Now, you do want to be careful with the recent egg scare and the hundreds of thousands of eggs that were recalled.  We suggest getting them from a local farmer if possible — we have several options at our nearby Farmer’s Markets.  Cage free, free roaming chickens eat what chickens should eat, have full access to roaming around, and produce healthier eggs that are loaded with even more nutrients. 


"Fat is bad."  Ehhhh, wrong again.  Fat is incredible for you.  The right types of fat, that is.  Omega-3 fats, in particular — the kind from cold water fish, like wild salmon, tuna, sardines, anchovies — are essential, meaning you have to get them from the diet because your body doesn’t make them.  And, omega-3 deficiency is a leading dietary cause of death!
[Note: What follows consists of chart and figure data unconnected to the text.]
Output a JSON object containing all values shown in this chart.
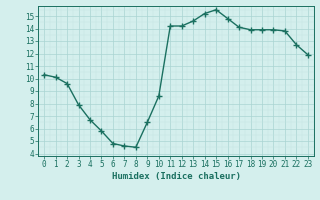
{
  "x": [
    0,
    1,
    2,
    3,
    4,
    5,
    6,
    7,
    8,
    9,
    10,
    11,
    12,
    13,
    14,
    15,
    16,
    17,
    18,
    19,
    20,
    21,
    22,
    23
  ],
  "y": [
    10.3,
    10.1,
    9.6,
    7.9,
    6.7,
    5.8,
    4.8,
    4.6,
    4.5,
    6.5,
    8.6,
    14.2,
    14.2,
    14.6,
    15.2,
    15.5,
    14.8,
    14.1,
    13.9,
    13.9,
    13.9,
    13.8,
    12.7,
    11.9
  ],
  "line_color": "#1a7060",
  "marker": "+",
  "marker_size": 4,
  "bg_color": "#d4efed",
  "grid_color_major": "#aad4d2",
  "grid_color_minor": "#c2e4e2",
  "xlabel": "Humidex (Indice chaleur)",
  "xlim_left": -0.5,
  "xlim_right": 23.5,
  "ylim_bottom": 3.8,
  "ylim_top": 15.8,
  "yticks": [
    4,
    5,
    6,
    7,
    8,
    9,
    10,
    11,
    12,
    13,
    14,
    15
  ],
  "xticks": [
    0,
    1,
    2,
    3,
    4,
    5,
    6,
    7,
    8,
    9,
    10,
    11,
    12,
    13,
    14,
    15,
    16,
    17,
    18,
    19,
    20,
    21,
    22,
    23
  ],
  "font_color": "#1a7060",
  "linewidth": 1.0,
  "tick_fontsize": 5.5,
  "xlabel_fontsize": 6.5
}
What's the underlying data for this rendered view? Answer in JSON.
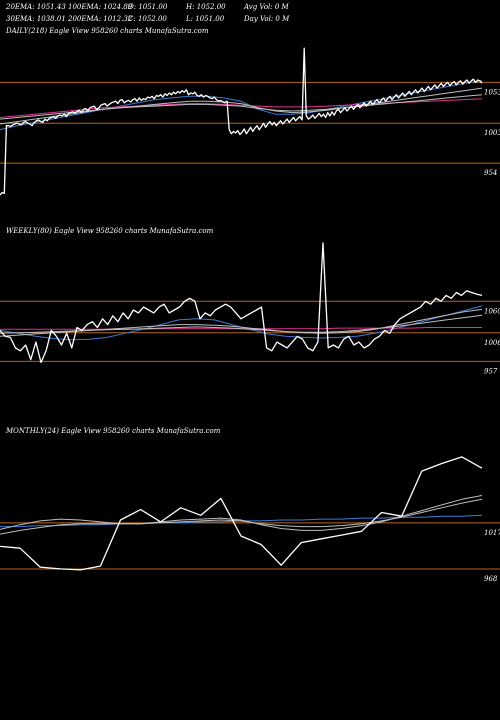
{
  "header": {
    "row1": [
      {
        "label": "20EMA: 1051.43"
      },
      {
        "label": "100EMA: 1024.89"
      },
      {
        "label": "O: 1051.00"
      },
      {
        "label": "H: 1052.00"
      },
      {
        "label": "Avg Vol: 0  M"
      }
    ],
    "row2": [
      {
        "label": "30EMA: 1038.01"
      },
      {
        "label": "200EMA: 1012.32"
      },
      {
        "label": "C: 1052.00"
      },
      {
        "label": "L: 1051.00"
      },
      {
        "label": "Day Vol: 0  M"
      }
    ]
  },
  "colors": {
    "background": "#000000",
    "price": "#ffffff",
    "level": "#b5651d",
    "ema_blue": "#3a7bd5",
    "ema_pink": "#e0338f",
    "ema_grey": "#bdbdbd"
  },
  "chart_data": [
    {
      "type": "line",
      "title": "DAILY(218) Eagle  View  958260  charts MunafaSutra.com",
      "levels": [
        {
          "value": 1053,
          "label": "1053"
        },
        {
          "value": 1003,
          "label": "1003"
        },
        {
          "value": 954,
          "label": "954"
        }
      ],
      "ylim": [
        915,
        1105
      ],
      "series": [
        {
          "role": "price",
          "color": "#ffffff",
          "values": [
            915,
            918,
            917,
            1000,
            1000,
            999,
            1001,
            1002,
            1003,
            1002,
            1001,
            1004,
            1005,
            1003,
            1002,
            1000,
            1004,
            1006,
            1007,
            1005,
            1004,
            1008,
            1006,
            1009,
            1010,
            1011,
            1009,
            1012,
            1013,
            1012,
            1014,
            1011,
            1015,
            1016,
            1017,
            1015,
            1018,
            1019,
            1016,
            1020,
            1021,
            1018,
            1022,
            1023,
            1024,
            1020,
            1021,
            1025,
            1026,
            1027,
            1024,
            1026,
            1028,
            1029,
            1030,
            1027,
            1031,
            1032,
            1028,
            1030,
            1031,
            1029,
            1032,
            1033,
            1030,
            1034,
            1031,
            1033,
            1032,
            1035,
            1034,
            1036,
            1033,
            1037,
            1036,
            1038,
            1035,
            1039,
            1037,
            1040,
            1038,
            1041,
            1039,
            1042,
            1040,
            1043,
            1041,
            1044,
            1038,
            1040,
            1039,
            1041,
            1037,
            1036,
            1038,
            1035,
            1037,
            1036,
            1034,
            1033,
            1035,
            1032,
            1030,
            1031,
            1029,
            1028,
            1030,
            995,
            990,
            993,
            991,
            994,
            989,
            992,
            996,
            990,
            994,
            998,
            993,
            997,
            1000,
            995,
            999,
            1003,
            998,
            1002,
            1005,
            1001,
            1004,
            1000,
            1003,
            1006,
            1002,
            1005,
            1008,
            1004,
            1007,
            1010,
            1006,
            1009,
            1011,
            1007,
            1095,
            1012,
            1008,
            1010,
            1013,
            1009,
            1012,
            1015,
            1011,
            1014,
            1010,
            1016,
            1012,
            1017,
            1013,
            1018,
            1020,
            1016,
            1019,
            1022,
            1018,
            1021,
            1024,
            1020,
            1023,
            1026,
            1022,
            1025,
            1028,
            1024,
            1027,
            1030,
            1026,
            1029,
            1032,
            1028,
            1031,
            1034,
            1030,
            1033,
            1036,
            1032,
            1035,
            1038,
            1034,
            1037,
            1040,
            1036,
            1039,
            1042,
            1038,
            1041,
            1044,
            1040,
            1043,
            1046,
            1042,
            1045,
            1048,
            1044,
            1047,
            1050,
            1046,
            1049,
            1052,
            1048,
            1051,
            1053,
            1049,
            1052,
            1054,
            1050,
            1053,
            1055,
            1051,
            1054,
            1056,
            1052,
            1055,
            1057,
            1053,
            1056,
            1055,
            1052
          ]
        },
        {
          "role": "ema",
          "color": "#3a7bd5",
          "values": [
            995,
            1000,
            1004,
            1008,
            1012,
            1016,
            1020,
            1024,
            1028,
            1032,
            1034,
            1036,
            1036,
            1034,
            1030,
            1020,
            1014,
            1014,
            1016,
            1020,
            1024,
            1028,
            1032,
            1036,
            1040,
            1044,
            1048,
            1052,
            1055
          ]
        },
        {
          "role": "ema",
          "color": "#e0338f",
          "values": [
            1010,
            1012,
            1014,
            1016,
            1018,
            1020,
            1022,
            1023,
            1024,
            1025,
            1026,
            1027,
            1027,
            1026,
            1025,
            1024,
            1023,
            1023,
            1023,
            1024,
            1025,
            1026,
            1027,
            1028,
            1029,
            1030,
            1031,
            1032,
            1033
          ]
        },
        {
          "role": "ema",
          "color": "#bdbdbd",
          "values": [
            1002,
            1005,
            1008,
            1011,
            1014,
            1017,
            1020,
            1022,
            1024,
            1026,
            1028,
            1030,
            1030,
            1029,
            1027,
            1022,
            1018,
            1016,
            1017,
            1019,
            1022,
            1025,
            1028,
            1031,
            1034,
            1037,
            1040,
            1043,
            1046
          ]
        },
        {
          "role": "ema",
          "color": "#bdbdbd",
          "values": [
            1008,
            1010,
            1012,
            1014,
            1016,
            1018,
            1020,
            1022,
            1023,
            1024,
            1025,
            1026,
            1026,
            1025,
            1024,
            1021,
            1019,
            1018,
            1019,
            1020,
            1022,
            1024,
            1026,
            1028,
            1030,
            1032,
            1034,
            1036,
            1038
          ]
        }
      ]
    },
    {
      "type": "line",
      "title": "WEEKLY(80) Eagle  View  958260  charts MunafaSutra.com",
      "levels": [
        {
          "value": 1060,
          "label": "1060"
        },
        {
          "value": 1006,
          "label": "1006"
        },
        {
          "value": 957,
          "label": "957"
        }
      ],
      "ylim": [
        925,
        1165
      ],
      "series": [
        {
          "role": "price",
          "color": "#ffffff",
          "values": [
            1010,
            1000,
            998,
            980,
            975,
            985,
            960,
            990,
            955,
            975,
            1010,
            1000,
            985,
            1005,
            980,
            1015,
            1010,
            1020,
            1025,
            1015,
            1030,
            1020,
            1035,
            1025,
            1040,
            1030,
            1045,
            1040,
            1050,
            1045,
            1040,
            1050,
            1055,
            1040,
            1045,
            1050,
            1060,
            1065,
            1060,
            1030,
            1040,
            1035,
            1045,
            1050,
            1055,
            1050,
            1040,
            1030,
            1035,
            1040,
            1045,
            1050,
            980,
            975,
            990,
            985,
            980,
            990,
            1000,
            995,
            980,
            975,
            990,
            1160,
            980,
            985,
            980,
            995,
            1000,
            985,
            990,
            980,
            985,
            995,
            1000,
            1010,
            1005,
            1020,
            1030,
            1035,
            1040,
            1045,
            1050,
            1060,
            1055,
            1065,
            1060,
            1070,
            1065,
            1075,
            1070,
            1078,
            1075,
            1072,
            1070
          ]
        },
        {
          "role": "ema",
          "color": "#3a7bd5",
          "values": [
            1010,
            1005,
            1000,
            996,
            994,
            995,
            998,
            1005,
            1012,
            1020,
            1028,
            1030,
            1028,
            1020,
            1012,
            1004,
            1000,
            998,
            997,
            998,
            1000,
            1005,
            1012,
            1020,
            1028,
            1036,
            1044,
            1052
          ]
        },
        {
          "role": "ema",
          "color": "#e0338f",
          "values": [
            1012,
            1012,
            1012,
            1012,
            1012,
            1012,
            1012,
            1012,
            1012,
            1013,
            1013,
            1013,
            1013,
            1013,
            1013,
            1013,
            1013,
            1013,
            1013,
            1014,
            1014,
            1014,
            1014,
            1014,
            1015,
            1015,
            1015,
            1015
          ]
        },
        {
          "role": "ema",
          "color": "#bdbdbd",
          "values": [
            1000,
            1002,
            1004,
            1006,
            1008,
            1010,
            1012,
            1014,
            1016,
            1018,
            1020,
            1020,
            1019,
            1017,
            1014,
            1011,
            1008,
            1006,
            1005,
            1006,
            1008,
            1012,
            1018,
            1024,
            1030,
            1036,
            1042,
            1046
          ]
        },
        {
          "role": "ema",
          "color": "#bdbdbd",
          "values": [
            1005,
            1006,
            1007,
            1008,
            1009,
            1010,
            1011,
            1012,
            1013,
            1014,
            1015,
            1016,
            1015,
            1014,
            1012,
            1010,
            1008,
            1007,
            1007,
            1008,
            1010,
            1013,
            1016,
            1020,
            1024,
            1028,
            1032,
            1036
          ]
        }
      ]
    },
    {
      "type": "line",
      "title": "MONTHLY(24) Eagle  View  958260  charts MunafaSutra.com",
      "levels": [
        {
          "value": 1017,
          "label": "1017"
        },
        {
          "value": 968,
          "label": "968"
        }
      ],
      "ylim": [
        935,
        1105
      ],
      "series": [
        {
          "role": "price",
          "color": "#ffffff",
          "values": [
            992,
            990,
            970,
            968,
            967,
            971,
            1020,
            1031,
            1018,
            1033,
            1025,
            1043,
            1003,
            994,
            972,
            996,
            1000,
            1004,
            1008,
            1028,
            1024,
            1072,
            1080,
            1087,
            1075
          ]
        },
        {
          "role": "ema",
          "color": "#3a7bd5",
          "values": [
            1013,
            1013,
            1014,
            1014,
            1015,
            1015,
            1016,
            1016,
            1017,
            1017,
            1018,
            1018,
            1019,
            1019,
            1020,
            1020,
            1021,
            1021,
            1022,
            1022,
            1023,
            1023,
            1024,
            1024,
            1025
          ]
        },
        {
          "role": "ema",
          "color": "#bdbdbd",
          "values": [
            1010,
            1015,
            1019,
            1021,
            1020,
            1018,
            1016,
            1016,
            1018,
            1020,
            1021,
            1022,
            1020,
            1015,
            1011,
            1009,
            1009,
            1011,
            1014,
            1018,
            1024,
            1030,
            1036,
            1042,
            1046
          ]
        },
        {
          "role": "ema",
          "color": "#bdbdbd",
          "values": [
            1005,
            1009,
            1012,
            1015,
            1016,
            1016,
            1016,
            1016,
            1017,
            1018,
            1019,
            1020,
            1019,
            1016,
            1014,
            1013,
            1013,
            1014,
            1016,
            1019,
            1023,
            1028,
            1033,
            1038,
            1042
          ]
        }
      ]
    }
  ]
}
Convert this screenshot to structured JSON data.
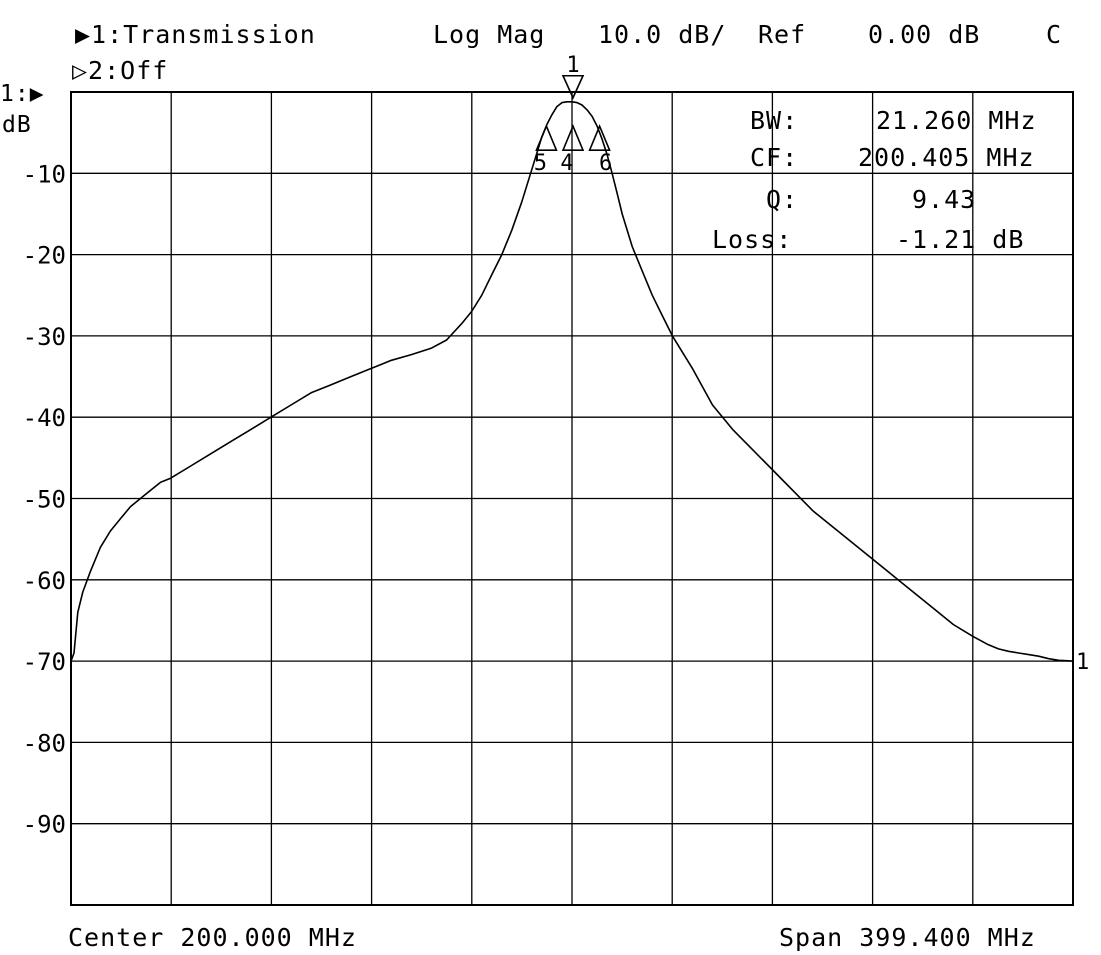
{
  "header": {
    "trace1": "▶1:Transmission",
    "format": "Log Mag",
    "scale": "10.0 dB/",
    "ref": "Ref",
    "ref_value": "0.00 dB",
    "cal": "C",
    "trace2": "▷2:Off"
  },
  "ref_marker": "1:▶",
  "y_unit": "dB",
  "footer": {
    "center": "Center 200.000 MHz",
    "span": "Span 399.400 MHz"
  },
  "readout": {
    "bw_label": "BW:",
    "bw_value": "21.260 MHz",
    "cf_label": "CF:",
    "cf_value": "200.405 MHz",
    "q_label": "Q:",
    "q_value": "9.43",
    "loss_label": "Loss:",
    "loss_value": "-1.21 dB"
  },
  "chart_data": {
    "type": "line",
    "xlim": [
      0.3,
      399.7
    ],
    "ylim": [
      -100,
      0
    ],
    "grid": true,
    "yticks": [
      {
        "value": -10,
        "label": "-10"
      },
      {
        "value": -20,
        "label": "-20"
      },
      {
        "value": -30,
        "label": "-30"
      },
      {
        "value": -40,
        "label": "-40"
      },
      {
        "value": -50,
        "label": "-50"
      },
      {
        "value": -60,
        "label": "-60"
      },
      {
        "value": -70,
        "label": "-70"
      },
      {
        "value": -80,
        "label": "-80"
      },
      {
        "value": -90,
        "label": "-90"
      }
    ],
    "series": [
      {
        "x": [
          0.3,
          1.5,
          3,
          5,
          8,
          12,
          16,
          20,
          24,
          30,
          36,
          40,
          48,
          56,
          64,
          72,
          80,
          88,
          96,
          104,
          112,
          120,
          128,
          136,
          144,
          150,
          156,
          160,
          164,
          168,
          172,
          176,
          180,
          184,
          186,
          188,
          190,
          192,
          194,
          196,
          198,
          200,
          202,
          204,
          206,
          208,
          210,
          212,
          214,
          216,
          218,
          220,
          224,
          228,
          232,
          236,
          240,
          248,
          256,
          264,
          272,
          280,
          288,
          296,
          304,
          312,
          320,
          328,
          336,
          344,
          352,
          360,
          366,
          370,
          374,
          378,
          382,
          386,
          390,
          394,
          399.7
        ],
        "y": [
          -70.0,
          -69.0,
          -64.0,
          -61.5,
          -59.0,
          -56.0,
          -54.0,
          -52.5,
          -51.0,
          -49.5,
          -48.0,
          -47.5,
          -46.0,
          -44.5,
          -43.0,
          -41.5,
          -40.0,
          -38.5,
          -37.0,
          -36.0,
          -35.0,
          -34.0,
          -33.0,
          -32.3,
          -31.5,
          -30.5,
          -28.5,
          -27.0,
          -25.0,
          -22.5,
          -20.0,
          -17.0,
          -13.5,
          -9.5,
          -7.5,
          -5.5,
          -4.0,
          -2.8,
          -1.8,
          -1.3,
          -1.2,
          -1.2,
          -1.3,
          -1.6,
          -2.2,
          -3.0,
          -4.2,
          -5.8,
          -7.7,
          -10.0,
          -12.5,
          -15.0,
          -19.0,
          -22.0,
          -25.0,
          -27.5,
          -30.0,
          -34.0,
          -38.5,
          -41.5,
          -44.0,
          -46.5,
          -49.0,
          -51.5,
          -53.5,
          -55.5,
          -57.5,
          -59.5,
          -61.5,
          -63.5,
          -65.5,
          -67.0,
          -68.0,
          -68.5,
          -68.8,
          -69.0,
          -69.2,
          -69.4,
          -69.7,
          -69.9,
          -70.0
        ]
      }
    ],
    "markers": [
      {
        "label": "1",
        "x": 200.4,
        "y": -1.2,
        "style": "down-triangle"
      },
      {
        "label": "4",
        "x": 200.4,
        "y": -4.2,
        "style": "up-triangle"
      },
      {
        "label": "5",
        "x": 189.8,
        "y": -4.2,
        "style": "up-triangle"
      },
      {
        "label": "6",
        "x": 211.0,
        "y": -4.2,
        "style": "up-triangle"
      }
    ],
    "end_marker_label": "1"
  }
}
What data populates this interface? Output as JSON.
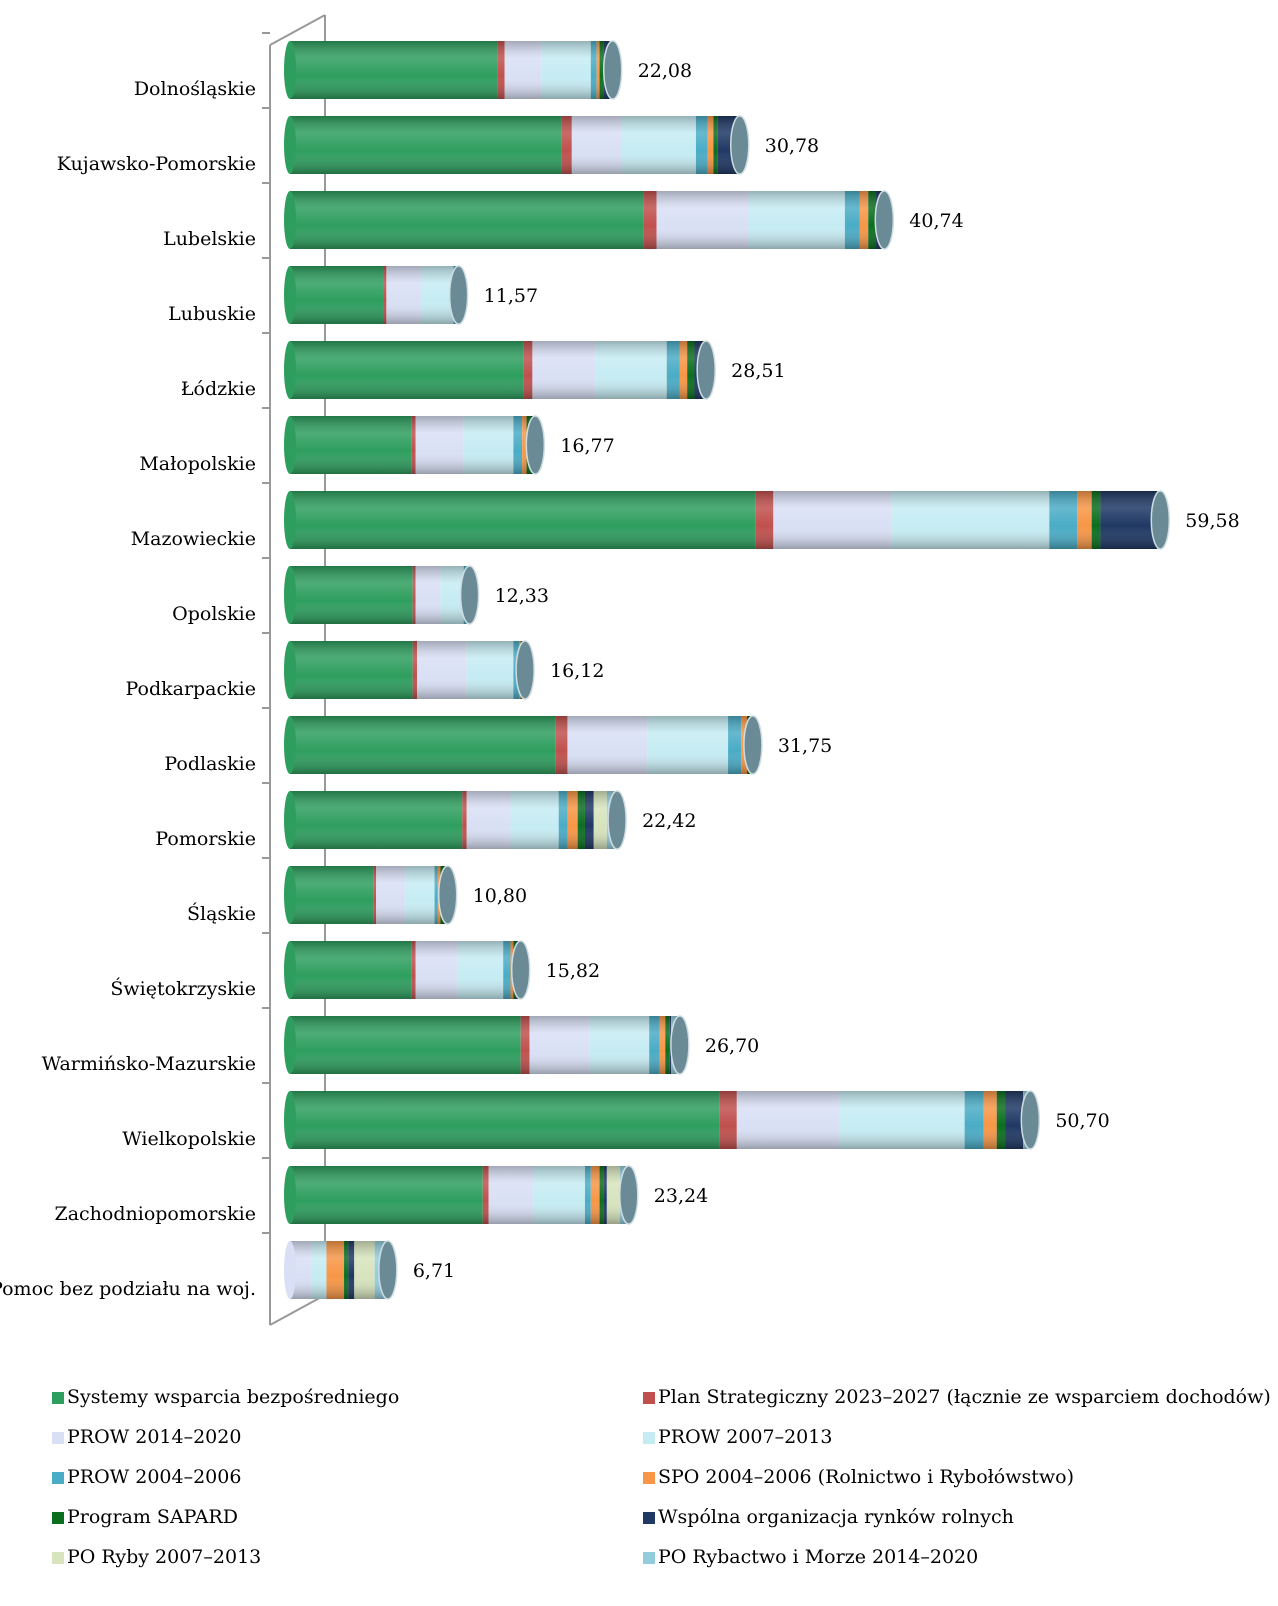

"Carbs are the enemy."  Wrong again.  Some carbs are the enemy.  Many are not — veggies, fruits, beans, whole grains are all incredible for you.  The key is eating things in their most natural state — whole grains, not a breakfast cereal that is "made with whole grains" which usually means it’s somewhere low on the ingredient list.  If you get most of your carbs from veggies and fruits, some from beans and grains, you’ll be doing really well.  Just eliminate the soft drinks and other products with useless added sugars.

Myth #4

"Saturated fat is evil."  Well, this is one that’s changed pretty recently according to the science.  Just when we thought we had it straight, more data came out showing certain types of saturated fat aren’t so bad after all and may actually boost HDL "the good cholesterol!"  Here’s the deal –  there are different types of saturated fats.  One called stearic acid, which is found in dark chocolate, coconut, and whole fat dairy may actually be OK for you.  Here’s the deal, though, we’re not suggesting going hog wild with saturated fats – going on a chocolate bender — but if the saturated fats you do eat are mainly from those foods, you’ll be better off.

So just when we thought we had all the answers, we’re debunking more nutrition myths.